In the meantime, Customs has already significantly increased enforcement of the import prohibition on goods made from forced labor, including issuing withhold release orders (WROs) on the importation of specific products. In 2020 Customs issued 13 WROs, which are promulgated when Customs has reason to believe that the imported products are made with forced labor. So far in 2021 Customs has issued four WROs, including in June for silica-based products made by Hoshine Silicon Industry Co., Ltd., a company located in Xinjiang. This WRO, which is specific to Hoshine, portends that a region-wide WRO on silicon-based products may be coming as well.
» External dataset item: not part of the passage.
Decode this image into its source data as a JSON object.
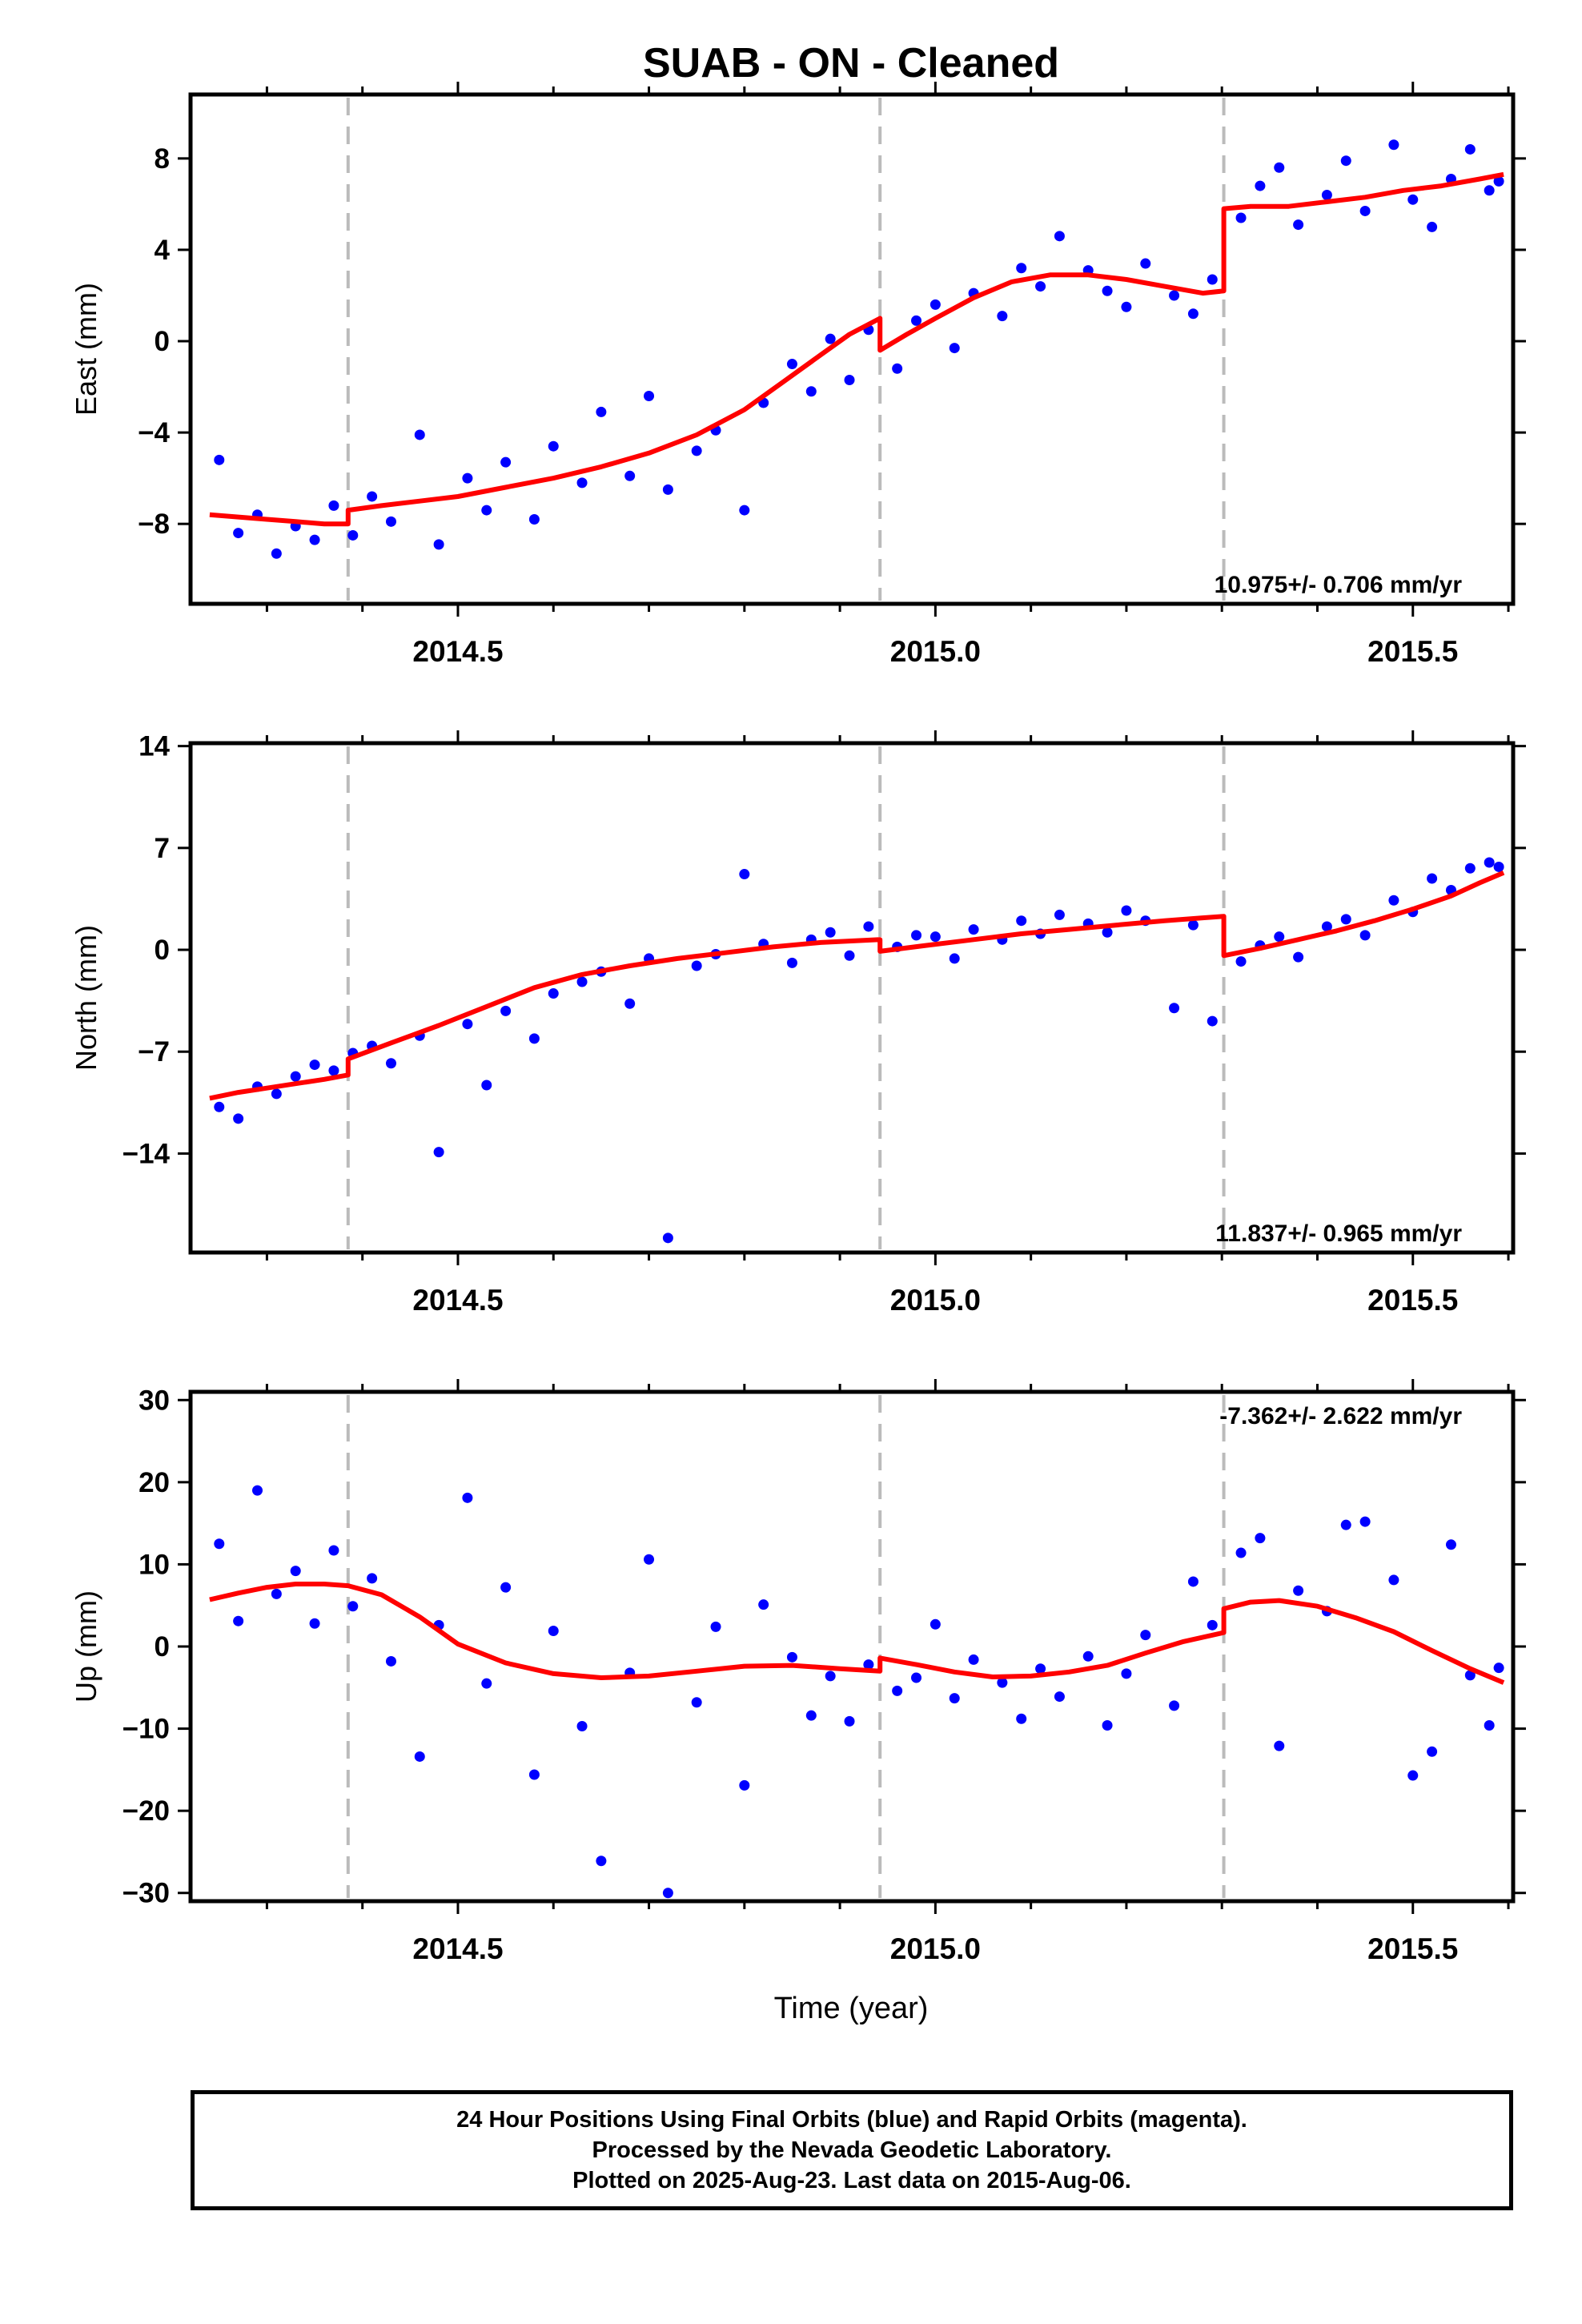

The multi-agency advisory, pending congressional legislation, and Customs’ vigorous use of WROs should put importers on notice that new measures may be imposed on additional goods and that merchandise may be detained. Importers must review supply chains and global operations. To protect their brands, importers should tackle the issue of forced labor, review internal controls and visibility into supply chains, and ensure all suppliers adhere to an effective code of conduct including provisions on forced labor and editing customer agreements to protect against late or missed delivery. Finally, importers should prepare for the contingency that Customs will in fact determine that the importer has not proven the negative – that the goods were not made with forced labor and thus deny the merchandise entry into the United States.